Jon Ralston explains that what state lawmakers say they did and what they actually accomplished aren’t always the same thing
Wednesday, May 30, 2007 | 7:20 a.m.
It was a big victory for little things. But it was a victory for all, which is what really mattered.
This is the way most legislative budget fights end, not over major policy issues but over pennies, with the overwhelming imperative to go home obliterating any high hopes of the Legislature's beginning. But most pressing as the end nears is the chance for a bipartisan photo op, to offer insincere blandishments to the opposition, to lavish public praise dissonant with the private cursing - the play's the thing!
Gov. Jim Gibbons managed to climb most of his molehills to die for and held onto his no new taxes pledge - perhaps his approval rating can scale its molehill, too. Legislative Democrats pumped some extra money into lower education and all-day kindergarten will be more widespread - perhaps they can crow about how Nevada moved from 50th in per-pupil spending to, if we are lucky, 49th. And legislative Republicans successfully kept that payroll tax from rising a crippling .02 percent, thus showing their business bona fides to their base - now if they can just explain how that was worth holding up the session.
Much blood was spilled to get to Tuesday's happy news conference, where all wounds were forgotten as the governor and legislative leaders smiled for the cameras. It was almost as if the preceding event at the Capitol - a friendly Gibbons unveiling the official portrait of his unfriendly predecessor, Kenny Guinn - was an omen. The battle is over, the carnage is done, the result is just - or it's just over.
This is Carson City, not Gettysburg. Nevadans will little note, nor long remember what was said Tuesday, and they will easily forget what was done in the capital during the past four months. Sessions always end ugly but are soon forgotten, including by the same folks who gathered to metaphorically hold hands.

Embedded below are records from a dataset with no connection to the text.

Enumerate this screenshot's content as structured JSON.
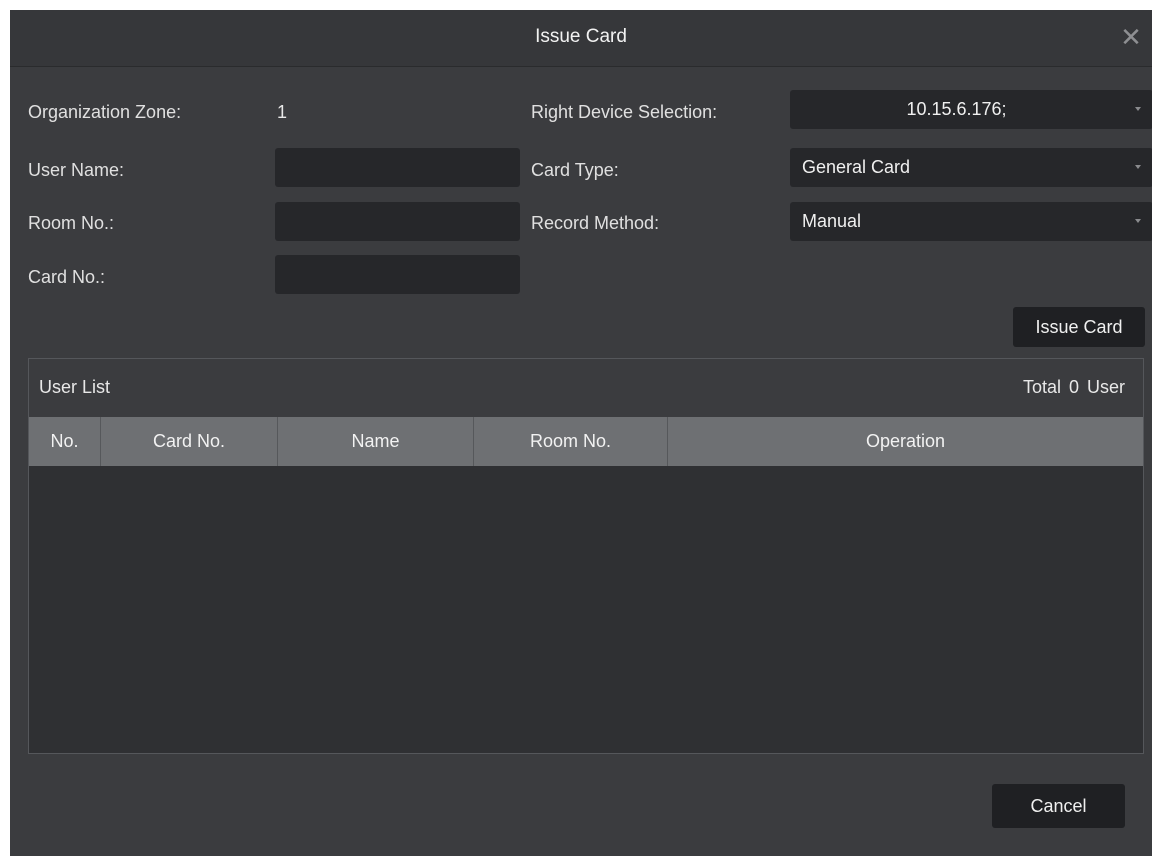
{
  "dialog": {
    "title": "Issue Card",
    "close_glyph": "✕"
  },
  "form": {
    "organization_zone_label": "Organization Zone:",
    "organization_zone_value": "1",
    "user_name_label": "User Name:",
    "user_name_value": "",
    "room_no_label": "Room No.:",
    "room_no_value": "",
    "card_no_label": "Card No.:",
    "card_no_value": "",
    "right_device_label": "Right Device Selection:",
    "right_device_value": "10.15.6.176;",
    "card_type_label": "Card Type:",
    "card_type_value": "General Card",
    "record_method_label": "Record Method:",
    "record_method_value": "Manual",
    "issue_card_button": "Issue Card"
  },
  "user_list": {
    "title": "User List",
    "total_label": "Total",
    "total_count": "0",
    "total_unit": "User",
    "columns": [
      "No.",
      "Card No.",
      "Name",
      "Room No.",
      "Operation"
    ],
    "rows": []
  },
  "footer": {
    "cancel_button": "Cancel"
  },
  "colors": {
    "background": "#3b3c3f",
    "input_bg": "#26272a",
    "table_header": "#6e7073",
    "button_bg": "#1f2023"
  }
}
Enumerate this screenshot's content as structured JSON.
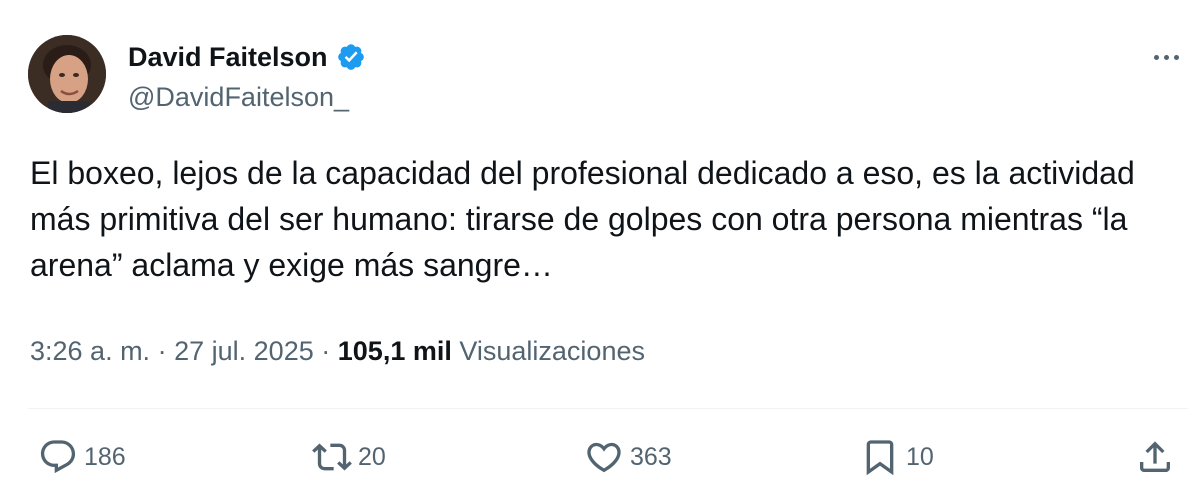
{
  "author": {
    "display_name": "David Faitelson",
    "handle": "@DavidFaitelson_",
    "verified": true
  },
  "tweet": {
    "text": "El boxeo, lejos de la capacidad del profesional dedicado a eso, es la actividad más primitiva del ser humano: tirarse de golpes con otra persona mientras “la arena” aclama y exige más sangre…",
    "time": "3:26 a. m.",
    "date": "27 jul. 2025",
    "separator": "·",
    "views_count": "105,1 mil",
    "views_label": "Visualizaciones"
  },
  "actions": {
    "replies": "186",
    "reposts": "20",
    "likes": "363",
    "bookmarks": "10"
  },
  "icons": [
    "more-icon",
    "verified-icon",
    "reply-icon",
    "repost-icon",
    "like-icon",
    "bookmark-icon",
    "share-icon"
  ],
  "colors": {
    "text": "#0f1419",
    "secondary": "#536471",
    "verified_badge": "#1d9bf0",
    "divider": "#eff3f4"
  }
}
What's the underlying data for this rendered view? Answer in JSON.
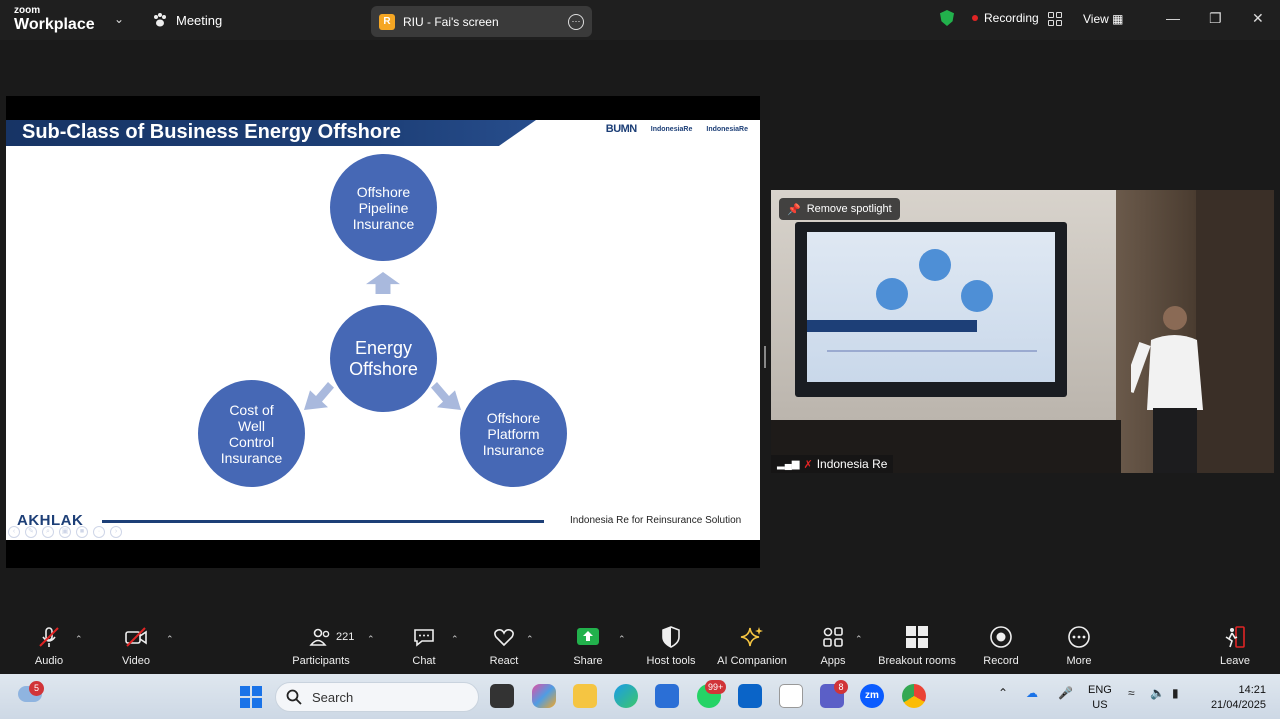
{
  "app": {
    "brand_top": "zoom",
    "brand_bottom": "Workplace",
    "meeting_label": "Meeting"
  },
  "screen_share": {
    "icon_letter": "R",
    "label": "RIU - Fai's screen"
  },
  "status": {
    "recording": "Recording",
    "view": "View"
  },
  "slide": {
    "title": "Sub-Class of Business Energy Offshore",
    "logos": [
      "BUMN",
      "IndonesiaRe",
      "IndonesiaRe"
    ],
    "center": "Energy\nOffshore",
    "top": "Offshore\nPipeline\nInsurance",
    "left": "Cost of\nWell\nControl\nInsurance",
    "right": "Offshore\nPlatform\nInsurance",
    "footer_brand": "AKHLAK",
    "footer_text": "Indonesia Re for Reinsurance Solution"
  },
  "video": {
    "remove_spotlight": "Remove spotlight",
    "participant_name": "Indonesia Re"
  },
  "toolbar": {
    "audio": "Audio",
    "video": "Video",
    "participants": "Participants",
    "participants_count": "221",
    "chat": "Chat",
    "react": "React",
    "share": "Share",
    "host_tools": "Host tools",
    "ai_companion": "AI Companion",
    "apps": "Apps",
    "breakout_rooms": "Breakout rooms",
    "record": "Record",
    "more": "More",
    "leave": "Leave"
  },
  "taskbar": {
    "weather_badge": "5",
    "search_placeholder": "Search",
    "whatsapp_badge": "99+",
    "teams_badge": "8",
    "zoom_label": "zm",
    "lang_top": "ENG",
    "lang_bottom": "US",
    "time": "14:21",
    "date": "21/04/2025"
  },
  "colors": {
    "accent_blue": "#4668b5",
    "slide_navy": "#1d3f77",
    "recording_red": "#e02424",
    "secure_green": "#22b14c"
  }
}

How long will it be before Democratic and Republican legislators start inventorying what parts of the deal announced Tuesday can be used against the opposition? How long before Gibbons declares victory for his agenda and contrasts his performance with that of the Legislature? Answers: soon and sooner.
The governor's slate is the cleanest. He promised to do very little - and he delivered.

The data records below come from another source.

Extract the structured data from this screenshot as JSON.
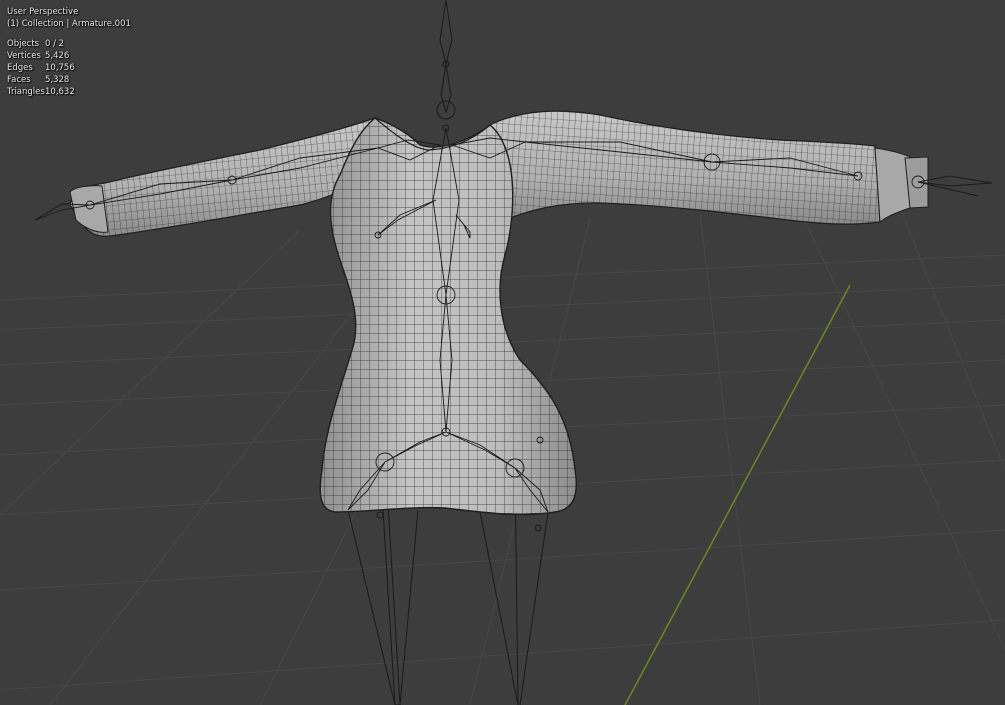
{
  "viewport": {
    "view_name": "User Perspective",
    "context": "(1) Collection | Armature.001"
  },
  "stats": [
    {
      "label": "Objects",
      "value": "0 / 2"
    },
    {
      "label": "Vertices",
      "value": "5,426"
    },
    {
      "label": "Edges",
      "value": "10,756"
    },
    {
      "label": "Faces",
      "value": "5,328"
    },
    {
      "label": "Triangles",
      "value": "10,632"
    }
  ],
  "colors": {
    "background": "#3d3d3d",
    "grid": "#4a4a4a",
    "axis_y": "#6b8e23",
    "mesh_fill": "#b4b4b4",
    "wire": "#1e1e1e"
  }
}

But, his calculation is, that's what his base wanted him to do, the one-third of the electorate or so that approves of him, that is. He did not raise taxes, he lowered taxes on business and he enacted empowerment schools (albeit at a pittance of what he proposed).
Those who support Gibbons think those who govern least govern best. And the governor surely did not govern. He stumbled, he dithered and then he ceded to a small band of conservatives led by his former opponent, state Sen. Bob Beers.
Unlike Guinn, who fought Beers' agenda tooth and nail, Gibbons was happy to be guided to the path of righteousness by Shadow Gov. Beers. If Beers, who controlled as many or more voters in the Senate caucus as Majority Leader Bill Raggio, isn't the next GOP upper house boss, I don't know who will be. He's earned it.
Legislative Democrats, smelling blood early in the session with all of the Gibbons missteps, barely scratched the governor in the end. They can claim victory by getting more money into lower education than the Republicans wanted to give. But they know that the win was slight, that they have hundreds of millions to go before they get to where they want to be - but generally are afraid to actually say they want to be.
To some extent, Assembly Speaker Barbara Buckley had to be realistic. The governor has his veto and the Republicans could block any major education initiative in the Senate. So any victory she could achieve was going to be incremental, and may be until a Democratic governor is elected.
Senate Minority Leader Dina Titus' keen ear for political rhetoric showed this week as she pummeled the governor in the last few days for holding education hostage while claiming to put Education First (his initiative to ensure the education budget was considered first). Indeed, Gibbons did hold the budget hostage over a minuscule bump in the state's minuscule payroll tax - the smallest of small things.
But for just a moment Tuesday, everyone was a winner and could boast about having accomplished some big things. Alas, for them, and more importantly, for what they did not do, it will all be forgotten in a very, very short time.